Donald Duck
- Cover of an issue, released in December 2024
- Editor-in-chief: Ferdi Felderhof
- Former editors: Joan Lommen (2013-2021) Thom Roep (1984–2013)
- Categories: Comics magazine
- Frequency: Weekly
- Circulation: 285.000 (2012)
- Publisher: DPG Media Previously: De Geïllustreerde Pers Sanoma Oberon VNU Uitgevers
- Founded: 1952
- First issue: 25 October 1952; 73 years ago
- Country: Netherlands
- Based in: Amsterdam
- Language: Dutch
- Website: donaldduck.nl
- ISSN: 0165-1293
- OCLC: 72727908

= Donald Duck Weekblad =

Dutch weekly comics magazine

Donald Duck is the Dutch flagship weekly Disney comics magazine, first published on October 25, 1952.
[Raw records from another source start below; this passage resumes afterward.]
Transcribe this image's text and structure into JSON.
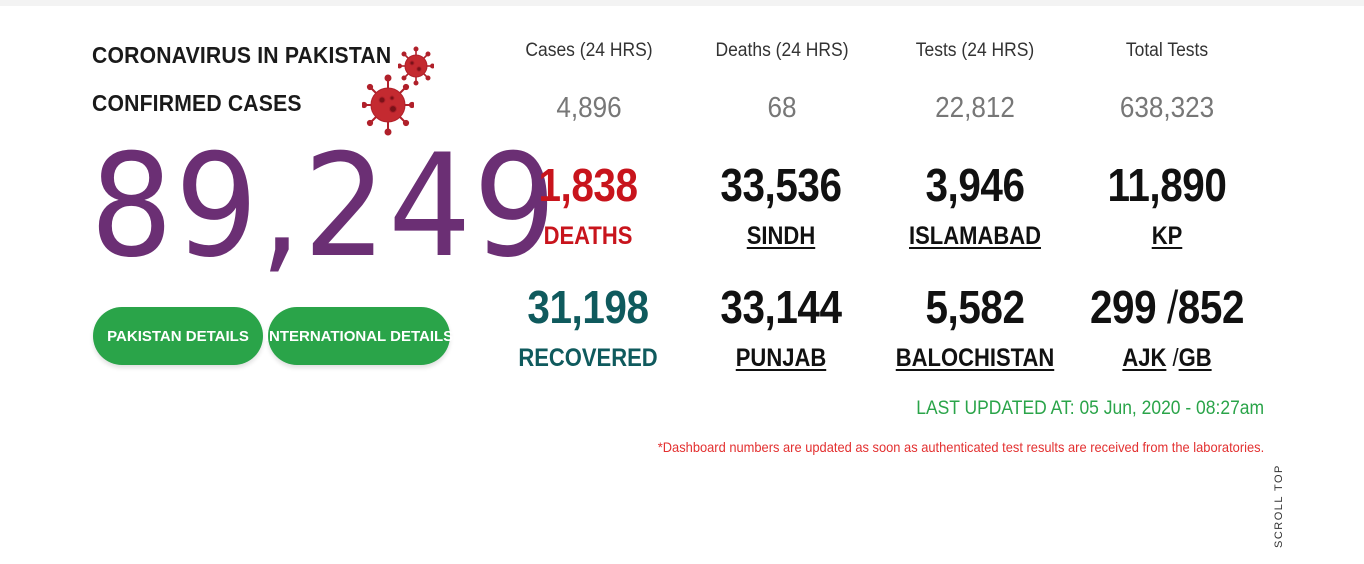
{
  "header": {
    "title_line1": "CORONAVIRUS IN PAKISTAN",
    "title_line2": "CONFIRMED CASES",
    "total_cases": "89,249"
  },
  "buttons": {
    "pakistan": "PAKISTAN DETAILS",
    "international": "INTERNATIONAL DETAILS"
  },
  "daily": [
    {
      "label": "Cases (24 HRS)",
      "value": "4,896"
    },
    {
      "label": "Deaths (24 HRS)",
      "value": "68"
    },
    {
      "label": "Tests (24 HRS)",
      "value": "22,812"
    },
    {
      "label": "Total Tests",
      "value": "638,323"
    }
  ],
  "stats": {
    "deaths": {
      "value": "1,838",
      "label": "DEATHS"
    },
    "recovered": {
      "value": "31,198",
      "label": "RECOVERED"
    },
    "sindh": {
      "value": "33,536",
      "label": "SINDH"
    },
    "punjab": {
      "value": "33,144",
      "label": "PUNJAB"
    },
    "islamabad": {
      "value": "3,946",
      "label": "ISLAMABAD"
    },
    "balochistan": {
      "value": "5,582",
      "label": "BALOCHISTAN"
    },
    "kp": {
      "value": "11,890",
      "label": "KP"
    },
    "ajk": {
      "value": "299",
      "label": "AJK"
    },
    "gb": {
      "value": "852",
      "label": "GB"
    },
    "separator": "/"
  },
  "footer": {
    "last_updated": "LAST UPDATED AT: 05 Jun, 2020 - 08:27am",
    "note": "*Dashboard numbers are updated as soon as authenticated test results are received from the laboratories.",
    "scroll_top": "SCROLL TOP"
  },
  "icons": [
    "virus-icon"
  ],
  "colors": {
    "accent_green": "#2aa449",
    "total_purple": "#6b2f74",
    "deaths_red": "#c8141c",
    "recovered_teal": "#0f5a5d"
  }
}
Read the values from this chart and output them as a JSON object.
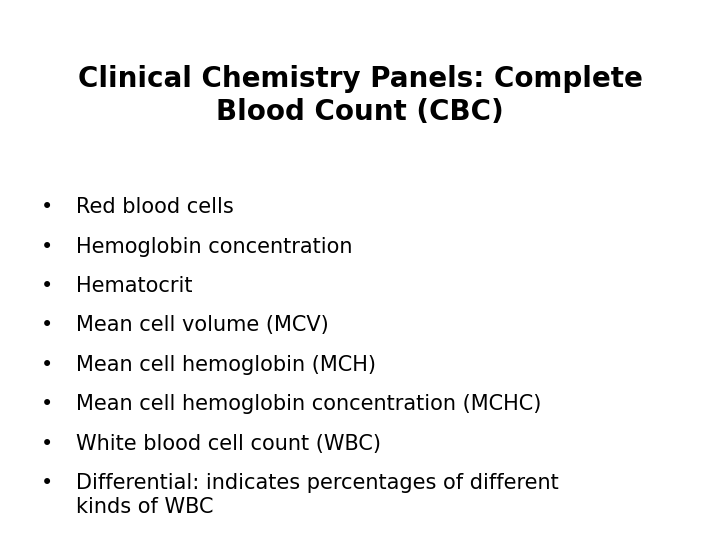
{
  "title_line1": "Clinical Chemistry Panels: Complete",
  "title_line2": "Blood Count (CBC)",
  "bullet_items": [
    "Red blood cells",
    "Hemoglobin concentration",
    "Hematocrit",
    "Mean cell volume (MCV)",
    "Mean cell hemoglobin (MCH)",
    "Mean cell hemoglobin concentration (MCHC)",
    "White blood cell count (WBC)",
    "Differential: indicates percentages of different\nkinds of WBC"
  ],
  "background_color": "#ffffff",
  "text_color": "#000000",
  "title_fontsize": 20,
  "bullet_fontsize": 15,
  "title_font_weight": "bold",
  "bullet_font_weight": "normal",
  "bullet_symbol": "•"
}
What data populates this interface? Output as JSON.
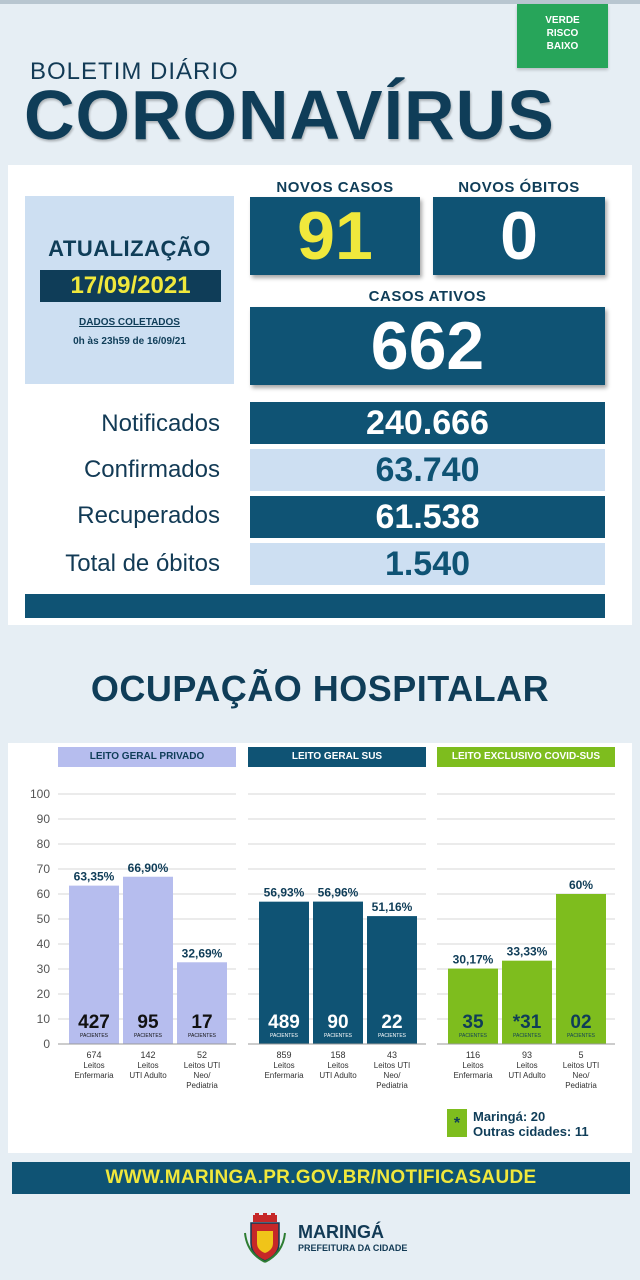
{
  "header": {
    "risk_badge": [
      "VERDE",
      "RISCO",
      "BAIXO"
    ],
    "bulletin_label": "BOLETIM DIÁRIO",
    "title": "CORONAVÍRUS"
  },
  "update": {
    "title": "ATUALIZAÇÃO",
    "date": "17/09/2021",
    "collected_label": "DADOS COLETADOS",
    "collected_range": "0h às 23h59 de 16/09/21"
  },
  "stats": {
    "new_cases_label": "NOVOS CASOS",
    "new_cases": "91",
    "new_deaths_label": "NOVOS ÓBITOS",
    "new_deaths": "0",
    "active_label": "CASOS ATIVOS",
    "active": "662"
  },
  "totals": [
    {
      "label": "Notificados",
      "value": "240.666"
    },
    {
      "label": "Confirmados",
      "value": "63.740"
    },
    {
      "label": "Recuperados",
      "value": "61.538"
    },
    {
      "label": "Total de óbitos",
      "value": "1.540"
    }
  ],
  "section_title": "OCUPAÇÃO HOSPITALAR",
  "chart_data": {
    "type": "bar",
    "ylim": [
      0,
      100
    ],
    "yticks": [
      "0",
      "10",
      "20",
      "30",
      "40",
      "50",
      "60",
      "70",
      "80",
      "90",
      "100"
    ],
    "patients_word": "PACIENTES",
    "groups": [
      {
        "name": "LEITO GERAL PRIVADO",
        "color": "#b6bdee",
        "header_text_color": "#0f3d58",
        "bars": [
          {
            "value": 63.35,
            "label": "63,35%",
            "patients": "427",
            "beds": "674",
            "bed_type": [
              "Leitos",
              "Enfermaria"
            ]
          },
          {
            "value": 66.9,
            "label": "66,90%",
            "patients": "95",
            "beds": "142",
            "bed_type": [
              "Leitos",
              "UTI Adulto"
            ]
          },
          {
            "value": 32.69,
            "label": "32,69%",
            "patients": "17",
            "beds": "52",
            "bed_type": [
              "Leitos UTI",
              "Neo/",
              "Pediatria"
            ]
          }
        ]
      },
      {
        "name": "LEITO GERAL SUS",
        "color": "#0f5374",
        "header_text_color": "#ffffff",
        "bars": [
          {
            "value": 56.93,
            "label": "56,93%",
            "patients": "489",
            "beds": "859",
            "bed_type": [
              "Leitos",
              "Enfermaria"
            ]
          },
          {
            "value": 56.96,
            "label": "56,96%",
            "patients": "90",
            "beds": "158",
            "bed_type": [
              "Leitos",
              "UTI Adulto"
            ]
          },
          {
            "value": 51.16,
            "label": "51,16%",
            "patients": "22",
            "beds": "43",
            "bed_type": [
              "Leitos UTI",
              "Neo/",
              "Pediatria"
            ]
          }
        ]
      },
      {
        "name": "LEITO EXCLUSIVO COVID-SUS",
        "color": "#7ebd1e",
        "header_text_color": "#ffffff",
        "bars": [
          {
            "value": 30.17,
            "label": "30,17%",
            "patients": "35",
            "beds": "116",
            "bed_type": [
              "Leitos",
              "Enfermaria"
            ]
          },
          {
            "value": 33.33,
            "label": "33,33%",
            "patients": "*31",
            "beds": "93",
            "bed_type": [
              "Leitos",
              "UTI Adulto"
            ]
          },
          {
            "value": 60.0,
            "label": "60%",
            "patients": "02",
            "beds": "5",
            "bed_type": [
              "Leitos UTI",
              "Neo/",
              "Pediatria"
            ]
          }
        ]
      }
    ]
  },
  "legend": {
    "marker": "*",
    "line1": "Maringá: 20",
    "line2": "Outras cidades: 11"
  },
  "footer": {
    "website": "WWW.MARINGA.PR.GOV.BR/NOTIFICASAUDE",
    "city": "MARINGÁ",
    "city_sub": "PREFEITURA DA CIDADE"
  }
}
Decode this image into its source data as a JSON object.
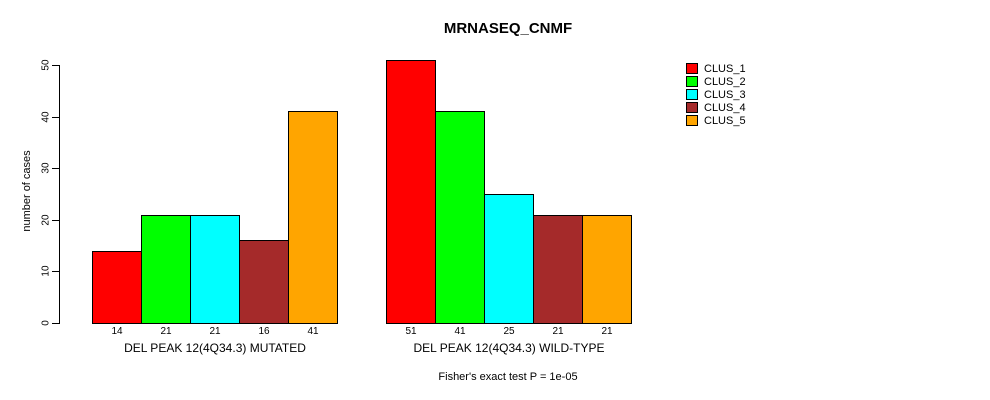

The magazine was originally published by the staff of the women's magazine Margriet, and every Margriet subscriber received the first issue for free. The comic is mainly aimed at younger children, and includes a letters page from readers. In 2019, the magazine reached its 3,500th issue.

==Readership ==
A 2014 study by Nationaal Onderzoek Multimedia of comic book reading among Dutch children ages 6–12 during the past year, placed Donald Duck (81%) as most read comic book, and Donald Duck Extra (44%) as second place, before Kidsweek (33%), Nickelodeon magazine (33%), Tina (25%) and National Geographic junior (33%). In 2014 it was read by 1.6 million Dutch citizens above the age of 13, out of which 940.000 men and 660.000 women. In 2008, it was the most read magazine among Dutch students (10%).

== Media attention ==
In 2012, Dutch prime minister Mark Rutte appeared in Donald Duck. Rutte said that he was honored; he was a big fan during his youth. In 2013, Donald Duck became a museum guard and was chased down canals, in honor of the reopening of the Rijksmuseum and the 400 year anniversary of the Canals of Amsterdam.